On Tuesday, around 120 people helped search the area where Ms Flack was last seen and a Facebook group called 'Have You Seen Bridget?' has more than 4000 members.
Ms Pucci Love said it was "incredibly uncharacteristic" for her sister to disappear like this.
"She has a close community of friends...she works full-time and DJs on the side...it's very uncharacteristic for her to not be with friends of leaning on friends when she needs help," she said.
Ms Pucci Love said she "hopes for the best but fears the worst".

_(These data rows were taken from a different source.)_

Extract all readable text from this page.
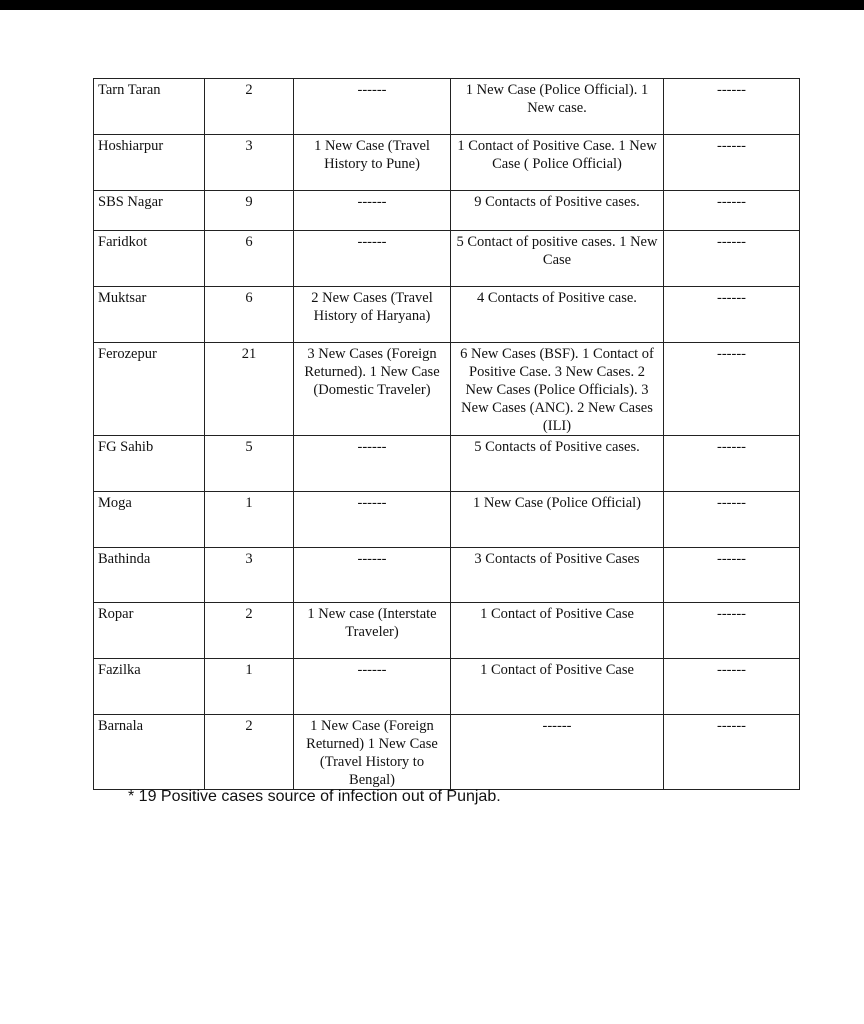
Tarn Taran	2	------	1 New Case (Police Official). 1 New case.	------
Hoshiarpur	3	1 New Case (Travel History to Pune)	1 Contact of Positive Case. 1 New Case ( Police Official)	------
SBS Nagar	9	------	9 Contacts of Positive cases.	------
Faridkot	6	------	5 Contact of positive cases. 1 New Case	------
Muktsar	6	2 New Cases (Travel History of Haryana)	4 Contacts of Positive case.	------
Ferozepur	21	3 New Cases (Foreign Returned). 1 New Case (Domestic Traveler)	6 New Cases (BSF). 1 Contact of Positive Case. 3 New Cases. 2 New Cases (Police Officials). 3 New Cases (ANC). 2 New Cases (ILI)	------
FG Sahib	5	------	5 Contacts of Positive cases.	------
Moga	1	------	1 New Case (Police Official)	------
Bathinda	3	------	3 Contacts of Positive Cases	------
Ropar	2	1 New case (Interstate Traveler)	1 Contact of Positive Case	------
Fazilka	1	------	1 Contact of Positive Case	------
Barnala	2	1 New Case (Foreign Returned) 1 New Case (Travel History to Bengal)	------	------
* 19 Positive cases source of infection out of Punjab.
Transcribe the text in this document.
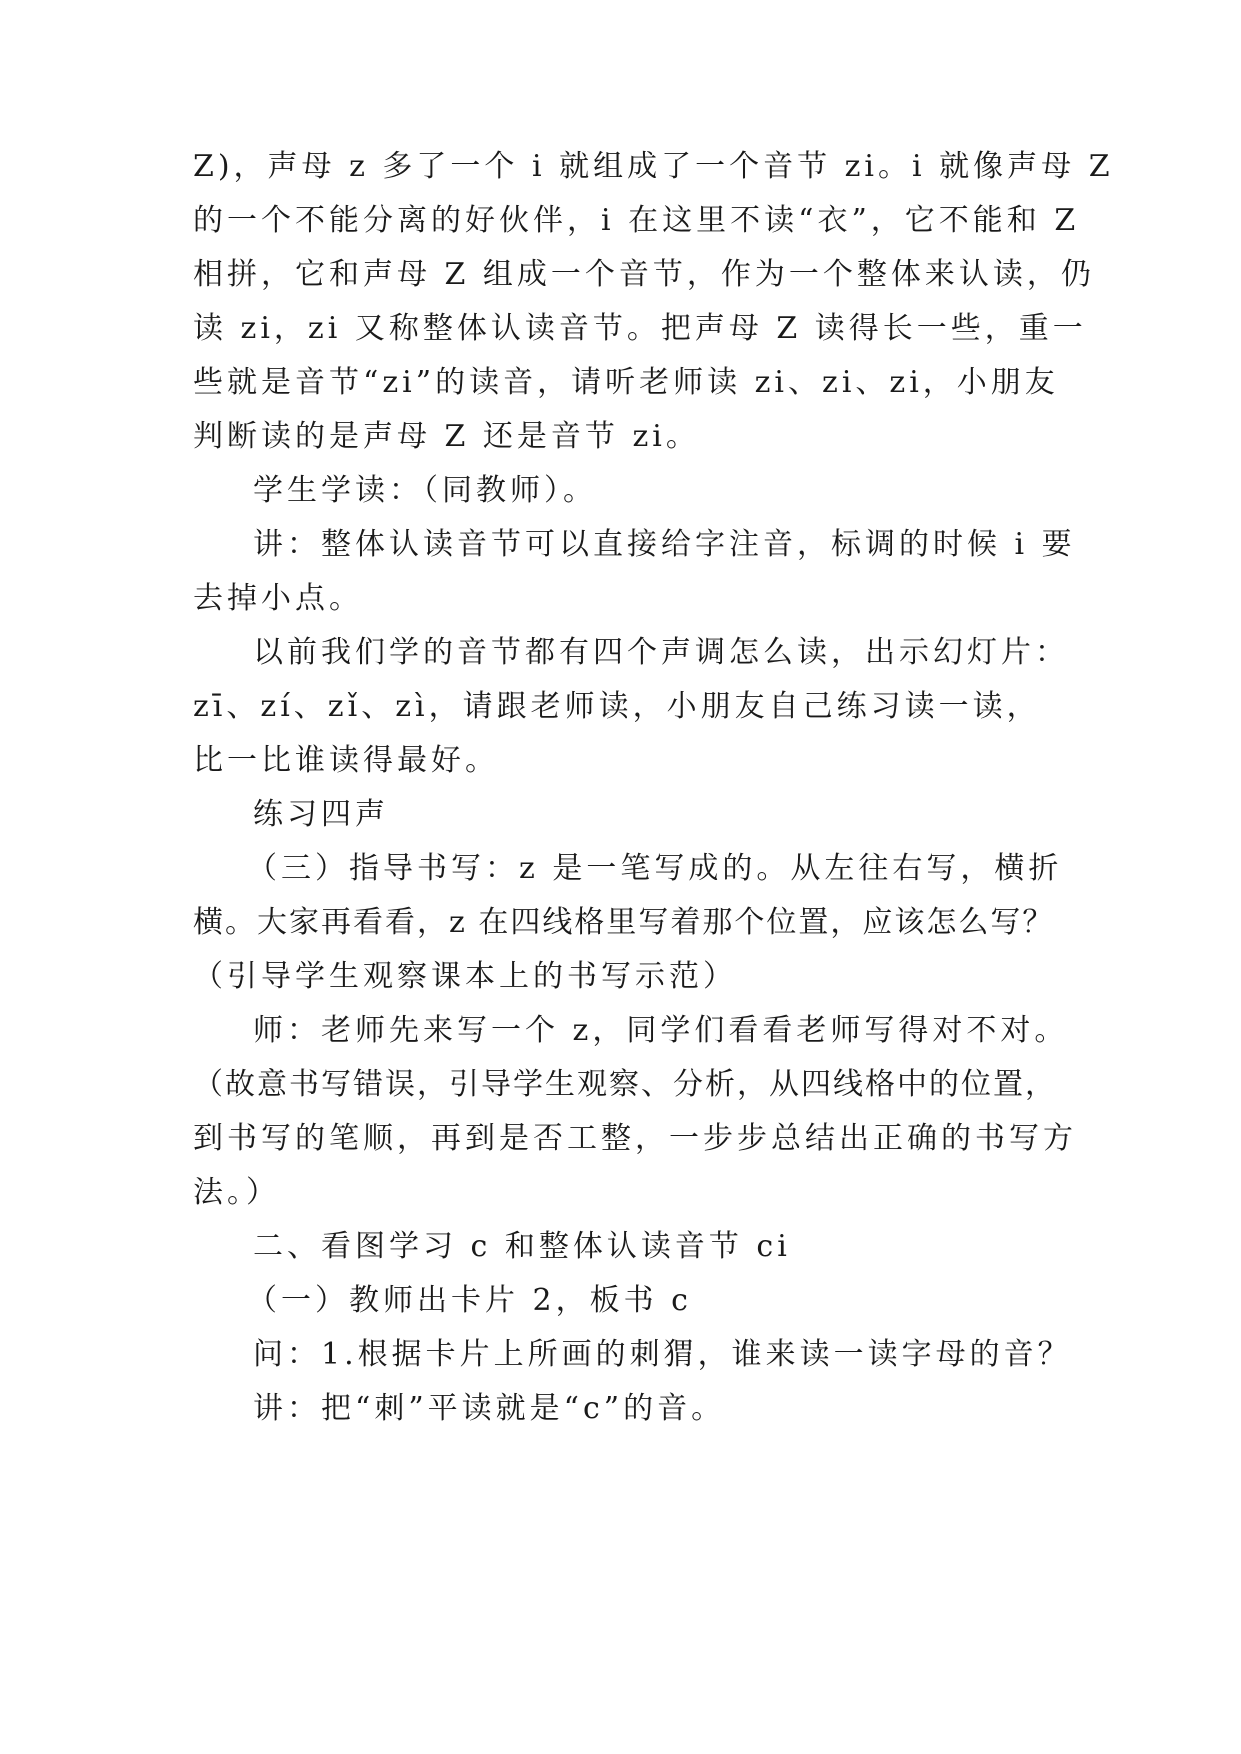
Z)，声母 z 多了一个 i 就组成了一个音节 zi。i 就像声母 Z
的一个不能分离的好伙伴，i 在这里不读“衣”，它不能和 Z
相拼，它和声母 Z 组成一个音节，作为一个整体来认读，仍
读 zi，zi 又称整体认读音节。把声母 Z 读得长一些，重一
些就是音节“zi”的读音，请听老师读 zi、zi、zi，小朋友
判断读的是声母 Z 还是音节 zi。
学生学读：（同教师）。
讲：整体认读音节可以直接给字注音，标调的时候 i 要
去掉小点。
以前我们学的音节都有四个声调怎么读，出示幻灯片：
zī、zí、zǐ、zì，请跟老师读，小朋友自己练习读一读，
比一比谁读得最好。
练习四声
（三）指导书写：z 是一笔写成的。从左往右写，横折
横。大家再看看，z 在四线格里写着那个位置，应该怎么写？
（引导学生观察课本上的书写示范）
师：老师先来写一个 z，同学们看看老师写得对不对。
（故意书写错误，引导学生观察、分析，从四线格中的位置，
到书写的笔顺，再到是否工整，一步步总结出正确的书写方
法。）
二、看图学习 c 和整体认读音节 ci
（一）教师出卡片 2，板书 c
问：1.根据卡片上所画的刺猬，谁来读一读字母的音？
讲：把“刺”平读就是“c”的音。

In a statement earlier today, Ms Pucci Love said her sister had needed help with her mental health but only received a spot in hospital two days after going missing.
"She had been struggling with mental health issues and received a bed at a hospital two days after she went missing. Two days too late," she said.
Later speaking to reporters, Ms Pucci Love said she was concerned.
"We've never been through anything like this...but when someone goes missing with no trace...when there's no bank account activity and you think 'how does someone survive for this amount of time? Without accessing an account or phone,'" she said.
"The fact that that has totally stopped I find that quite concerning."
Ms Pucci Love said her younger sister was "quite vulnerable" and had, like a large number of Aussies, especially those in Melbourne, been hit hard by coronavirus.
"She is a transgender woman and I think by nature that makes her a little more vulnerable in the community so we are very concerned about that," she said.
"She had reached out to me about three weeks ago to say she needed extra help and that was part of the reason we'd been speaking daily...she had an awareness to know she wasn't feeling great and we were working hard to get her that extra help.
"She was very open about her struggle but was quick to reassure us she was OK but just needed help."
Breaking down, Ms Pucci Love said she wanted her sister to know "we love her so very much and our only concern is her safety and happiness".
The organisers behind the Facebook group 'Have You Seen Bridget?' will hold another two searches on Saturday at Dights Falls, near where Ms Flack was last seen.
Ms Flack is white, about 170cm tall, with a thin build and shoulder length brown hair.
Anyone who sees her or has any information is urged to call Emergency Services on 000 or the Melbourne North Police Station on 03 8379 0800.